El ya reconocido Carlos Marques-Marcet (10.000 KM, Tierra firme, Los días que vendrán) realiza ahora una apuesta audaz, especialmente en cuanto a los apartados artísticos se refiere. La loable creatividad volcada en un relato profundo y delicado implica ciertos riesgos. El espectador puede o no entrar en la película, que muestra sus señas de identidad desde los primeros minutos. Si acepta los números de danza contemporánea que surgen puntualmente con connotaciones metafóricas, apreciará sus valores. El amor y la muerte van de la mano es este retrato intimista que lleva el compromiso sentimental a extremos insospechados. Aborda aspectos esenciales del ser humano y lanza unas interesantes reflexiones al público.
Claudia padece un tumor incurable y no quiere esperar a que la enfermedad la torture. En Suiza hay una asociación que ayuda a morir sin dolor. Así que decide viajar hasta allí. Le acompañará Flavio, que en los últimos cuarenta años ha estado a su lado. También pretende quitarse la vida, aunque se encuentra perfectamente, pero no concibe seguir en este mundo sin ella. Antes, pretenden casarse y despedirse de la familia sin contar nada. Cuando le desvelan sus verdaderas intenciones a Violeta, la hija de ambos, la joven intentará que recapaciten.
No solamente recoge la controversia y las diferentes perspectivas existentes en torno a la eutanasia, sino que amplía sus argumentos e introduce otros dilemas igualmente de peso. Invita a pensar sobre los límites racionales de los lazos afectivos más fuertes. Logra sus propósitos con unos protagonistas potentes. El guion aprovecha el hecho de que la pareja la conformen una actriz y un director de teatro. Ello le permite recurrir a unas reacciones cargadas de ironía abiertamente histriónicas.

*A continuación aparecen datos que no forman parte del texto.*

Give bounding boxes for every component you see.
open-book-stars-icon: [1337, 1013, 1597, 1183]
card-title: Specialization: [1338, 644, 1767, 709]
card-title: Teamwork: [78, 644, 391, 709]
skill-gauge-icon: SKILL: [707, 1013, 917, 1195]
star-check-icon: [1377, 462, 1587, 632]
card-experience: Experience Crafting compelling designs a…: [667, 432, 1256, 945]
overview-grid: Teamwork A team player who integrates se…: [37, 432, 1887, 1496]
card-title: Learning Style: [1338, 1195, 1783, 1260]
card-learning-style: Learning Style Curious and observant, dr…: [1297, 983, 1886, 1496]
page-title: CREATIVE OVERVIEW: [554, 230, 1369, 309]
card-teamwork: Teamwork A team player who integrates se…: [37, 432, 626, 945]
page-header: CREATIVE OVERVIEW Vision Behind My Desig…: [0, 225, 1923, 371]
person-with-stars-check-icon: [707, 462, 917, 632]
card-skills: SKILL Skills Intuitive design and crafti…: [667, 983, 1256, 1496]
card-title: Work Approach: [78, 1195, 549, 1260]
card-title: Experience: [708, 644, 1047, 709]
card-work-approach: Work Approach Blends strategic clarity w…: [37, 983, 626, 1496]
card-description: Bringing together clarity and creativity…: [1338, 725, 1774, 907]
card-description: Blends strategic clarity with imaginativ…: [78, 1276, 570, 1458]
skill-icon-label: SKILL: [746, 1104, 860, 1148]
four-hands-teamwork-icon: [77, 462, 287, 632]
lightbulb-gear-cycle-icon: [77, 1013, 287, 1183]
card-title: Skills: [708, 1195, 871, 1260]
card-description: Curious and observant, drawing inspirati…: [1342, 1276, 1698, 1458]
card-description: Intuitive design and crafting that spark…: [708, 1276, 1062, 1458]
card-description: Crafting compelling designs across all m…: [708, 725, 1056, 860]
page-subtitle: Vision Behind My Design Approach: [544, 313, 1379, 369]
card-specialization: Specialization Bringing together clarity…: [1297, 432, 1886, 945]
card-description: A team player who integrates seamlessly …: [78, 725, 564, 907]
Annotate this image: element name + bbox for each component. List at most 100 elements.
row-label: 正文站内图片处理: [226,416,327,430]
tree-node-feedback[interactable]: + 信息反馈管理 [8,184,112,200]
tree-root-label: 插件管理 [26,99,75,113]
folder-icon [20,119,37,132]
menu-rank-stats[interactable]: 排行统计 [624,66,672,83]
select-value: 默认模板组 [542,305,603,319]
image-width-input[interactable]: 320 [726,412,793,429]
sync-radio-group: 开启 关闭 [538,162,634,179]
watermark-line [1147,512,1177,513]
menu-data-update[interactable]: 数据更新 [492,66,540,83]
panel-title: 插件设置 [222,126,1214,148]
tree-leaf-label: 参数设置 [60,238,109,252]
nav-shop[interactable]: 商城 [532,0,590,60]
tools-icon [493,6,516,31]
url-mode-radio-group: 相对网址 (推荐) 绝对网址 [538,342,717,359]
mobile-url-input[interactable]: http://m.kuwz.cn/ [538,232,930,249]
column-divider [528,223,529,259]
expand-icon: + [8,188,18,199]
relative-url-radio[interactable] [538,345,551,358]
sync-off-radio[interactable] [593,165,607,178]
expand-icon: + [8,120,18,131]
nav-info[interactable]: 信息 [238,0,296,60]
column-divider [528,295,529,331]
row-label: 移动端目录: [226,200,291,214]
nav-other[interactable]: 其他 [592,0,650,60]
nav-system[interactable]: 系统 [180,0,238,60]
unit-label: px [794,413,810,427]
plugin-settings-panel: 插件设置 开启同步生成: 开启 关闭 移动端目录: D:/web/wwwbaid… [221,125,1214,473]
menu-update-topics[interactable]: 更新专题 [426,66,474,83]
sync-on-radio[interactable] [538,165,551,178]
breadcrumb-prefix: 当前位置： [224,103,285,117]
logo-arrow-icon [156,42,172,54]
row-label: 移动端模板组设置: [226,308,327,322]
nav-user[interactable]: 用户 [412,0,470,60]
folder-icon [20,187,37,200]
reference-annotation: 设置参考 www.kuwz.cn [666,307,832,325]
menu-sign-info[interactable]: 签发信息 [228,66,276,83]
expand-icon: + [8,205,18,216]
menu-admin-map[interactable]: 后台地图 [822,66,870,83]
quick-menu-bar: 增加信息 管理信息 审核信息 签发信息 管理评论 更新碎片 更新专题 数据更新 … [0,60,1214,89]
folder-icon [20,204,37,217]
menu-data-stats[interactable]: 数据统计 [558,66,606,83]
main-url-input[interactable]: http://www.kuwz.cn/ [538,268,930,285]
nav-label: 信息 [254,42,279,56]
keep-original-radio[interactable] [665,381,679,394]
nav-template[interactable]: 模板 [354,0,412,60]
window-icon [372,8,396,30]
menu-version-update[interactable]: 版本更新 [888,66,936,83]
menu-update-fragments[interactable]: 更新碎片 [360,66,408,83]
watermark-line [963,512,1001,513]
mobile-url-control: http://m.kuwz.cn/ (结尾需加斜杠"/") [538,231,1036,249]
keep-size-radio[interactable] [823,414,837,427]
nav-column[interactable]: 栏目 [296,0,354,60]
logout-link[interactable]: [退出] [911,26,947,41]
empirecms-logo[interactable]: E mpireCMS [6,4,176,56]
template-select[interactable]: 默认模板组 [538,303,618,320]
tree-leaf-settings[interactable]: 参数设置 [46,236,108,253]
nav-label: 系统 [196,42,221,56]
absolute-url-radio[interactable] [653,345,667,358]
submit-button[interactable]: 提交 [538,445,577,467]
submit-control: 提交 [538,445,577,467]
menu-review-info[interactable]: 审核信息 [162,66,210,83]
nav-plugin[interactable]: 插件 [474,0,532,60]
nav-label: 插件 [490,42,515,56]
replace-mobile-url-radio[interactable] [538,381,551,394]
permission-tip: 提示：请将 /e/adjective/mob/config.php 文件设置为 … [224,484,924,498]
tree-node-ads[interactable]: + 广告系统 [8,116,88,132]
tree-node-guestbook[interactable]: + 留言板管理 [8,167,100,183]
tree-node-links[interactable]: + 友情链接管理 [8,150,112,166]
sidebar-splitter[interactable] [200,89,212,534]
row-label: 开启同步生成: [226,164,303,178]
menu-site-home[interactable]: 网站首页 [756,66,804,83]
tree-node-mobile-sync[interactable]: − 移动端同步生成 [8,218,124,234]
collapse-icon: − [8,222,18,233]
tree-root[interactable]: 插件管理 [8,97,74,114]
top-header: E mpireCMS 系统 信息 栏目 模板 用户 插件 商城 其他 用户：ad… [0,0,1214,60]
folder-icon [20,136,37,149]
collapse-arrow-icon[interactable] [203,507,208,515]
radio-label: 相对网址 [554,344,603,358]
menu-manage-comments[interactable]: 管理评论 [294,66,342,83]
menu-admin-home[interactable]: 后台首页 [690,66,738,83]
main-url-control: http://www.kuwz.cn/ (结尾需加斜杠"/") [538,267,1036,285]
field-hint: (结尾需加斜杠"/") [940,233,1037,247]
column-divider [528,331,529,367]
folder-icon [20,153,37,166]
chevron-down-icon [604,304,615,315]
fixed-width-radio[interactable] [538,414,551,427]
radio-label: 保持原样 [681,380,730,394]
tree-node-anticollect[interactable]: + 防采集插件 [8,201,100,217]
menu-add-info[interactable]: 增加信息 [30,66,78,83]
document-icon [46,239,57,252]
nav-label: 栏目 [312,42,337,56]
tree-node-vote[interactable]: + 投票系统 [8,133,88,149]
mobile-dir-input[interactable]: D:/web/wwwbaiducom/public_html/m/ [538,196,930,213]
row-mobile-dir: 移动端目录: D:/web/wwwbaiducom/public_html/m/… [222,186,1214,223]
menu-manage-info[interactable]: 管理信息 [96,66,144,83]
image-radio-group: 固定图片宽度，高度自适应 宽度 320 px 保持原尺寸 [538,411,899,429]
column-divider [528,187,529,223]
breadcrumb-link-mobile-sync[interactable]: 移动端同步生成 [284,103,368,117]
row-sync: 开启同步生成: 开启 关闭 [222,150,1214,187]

Los secundarios ocupan roles pequeños y relevantes a la vez, lo que se pone particularmente de manifiesto en el episodio central del filme. Apelan a una nostalgia que cualquiera comparte. En ese marco no faltan tampoco unos reproches comunes e instantes muy emotivos.
Las piezas alegóricas que representa la compañía La Veronal responden a unas coreografías originales y elaboradas. En esas escenas luce también el llamativo diseño de vestuario.
Al margen de los singulares artificios formales, el plano final abre un debate totalmente imprevisible.
Ángela Molina y el veterano actor chileno Alfredo Castro se compenetran a la perfección. No desmerece la convincente Mònica Almirall, que pasa de las tablas al cine con este notable trabajo.